The Liberal Party drew flak for a photo showing its most senior members posing with wide smiles during a visit to the Memorial to the Murdered Jews of Europe in Berin, Germany.

Among those pictured are prominent Liberal Party figures Vice President Leni Robredo, party chair Senator Kiko Pangilinan, and former budget secretary Butch Abad.

As expected, other LP stalwarts and supporters came to the defense of the party in Berlin.

Some also contrast their colleagues’ conduct with that of the administration.

Rep. Teddy Baguilat Jr. (Ifugao) through Twitter gave an explanation for the group’s supposedly inappropriate display of cheer.

Holocaust memorials are not a happy place

In 2017, the BBC published an article by Joel Gunter which detailed different, “inappropriate” gestures and poses people have made while visiting the memorial.

Among the criticized pictures were that of a juggler in the middle of the structure, a woman stretching her legs out with the monument in the backdrop, and a happy selfie of two friends.

‘Yolocaust’: How should you behave at a Holocaust memorial?

German-Israeli writer Shahak Shapira responded by designing a website called Yolocaust.
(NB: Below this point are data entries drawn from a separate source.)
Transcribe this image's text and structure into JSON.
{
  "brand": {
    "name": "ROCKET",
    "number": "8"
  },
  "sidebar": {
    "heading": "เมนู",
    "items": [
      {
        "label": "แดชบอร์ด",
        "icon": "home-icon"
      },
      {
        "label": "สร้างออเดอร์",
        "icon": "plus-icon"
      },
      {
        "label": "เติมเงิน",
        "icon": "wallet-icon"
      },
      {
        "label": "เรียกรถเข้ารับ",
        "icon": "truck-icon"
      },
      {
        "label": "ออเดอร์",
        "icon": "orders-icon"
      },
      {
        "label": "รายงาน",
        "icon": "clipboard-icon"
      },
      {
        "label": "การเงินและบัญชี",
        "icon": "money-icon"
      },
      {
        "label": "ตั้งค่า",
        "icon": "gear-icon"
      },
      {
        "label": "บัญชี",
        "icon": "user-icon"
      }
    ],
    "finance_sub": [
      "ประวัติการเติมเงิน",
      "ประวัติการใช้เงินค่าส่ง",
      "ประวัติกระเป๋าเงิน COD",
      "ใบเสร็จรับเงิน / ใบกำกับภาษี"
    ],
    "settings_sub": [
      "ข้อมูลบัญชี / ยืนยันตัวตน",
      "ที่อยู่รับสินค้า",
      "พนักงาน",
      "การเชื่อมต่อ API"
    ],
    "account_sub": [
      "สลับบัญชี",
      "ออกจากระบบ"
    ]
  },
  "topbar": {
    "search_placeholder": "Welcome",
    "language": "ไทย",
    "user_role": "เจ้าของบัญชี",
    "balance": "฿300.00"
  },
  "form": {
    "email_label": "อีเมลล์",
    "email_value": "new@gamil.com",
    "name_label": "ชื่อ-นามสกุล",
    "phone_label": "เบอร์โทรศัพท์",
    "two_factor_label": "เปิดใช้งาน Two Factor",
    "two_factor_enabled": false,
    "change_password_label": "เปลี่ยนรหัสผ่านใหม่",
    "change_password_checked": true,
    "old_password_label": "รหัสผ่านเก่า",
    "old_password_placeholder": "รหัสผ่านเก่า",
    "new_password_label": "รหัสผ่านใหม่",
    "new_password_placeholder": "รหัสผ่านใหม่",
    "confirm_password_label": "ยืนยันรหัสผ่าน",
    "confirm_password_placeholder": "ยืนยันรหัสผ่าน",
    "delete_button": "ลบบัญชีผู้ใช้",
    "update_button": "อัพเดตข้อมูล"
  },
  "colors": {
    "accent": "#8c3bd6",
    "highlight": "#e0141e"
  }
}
Shapira presented photos on the site in a such a way that hovering the cursor over the images changes the background from the memorial to photographs of the scenes at concentration camps.

While the pictures may no longer be found on Shapira’s website, it contains many testimonials and comments on his project. Some of the photographs can still be viewed here.

An escape for LP: The memorial designer’s take

In the same article by BBC, Peter Eisenman, who designed the memorial, decried the tourists’ actions but did not think their actions to be so terrible as to warrant a response such as Shapira’s website.

“My idea was to allow as many people of different generations, in their own ways, to deal or not to deal with being in that place. And if they want to lark around I think that’s fine.

He also compared it to a similar setting in Christian tradition. Filipinos can identify with this more:

“People have been jumping around on those pillars forever. They’ve been sunbathing, they’ve been having lunch there and I think that’s fine.

“It’s like a Catholic church, it’s a meeting place, children run around, they sell trinkets. A memorial is an everyday occurrence, it is not sacred ground.”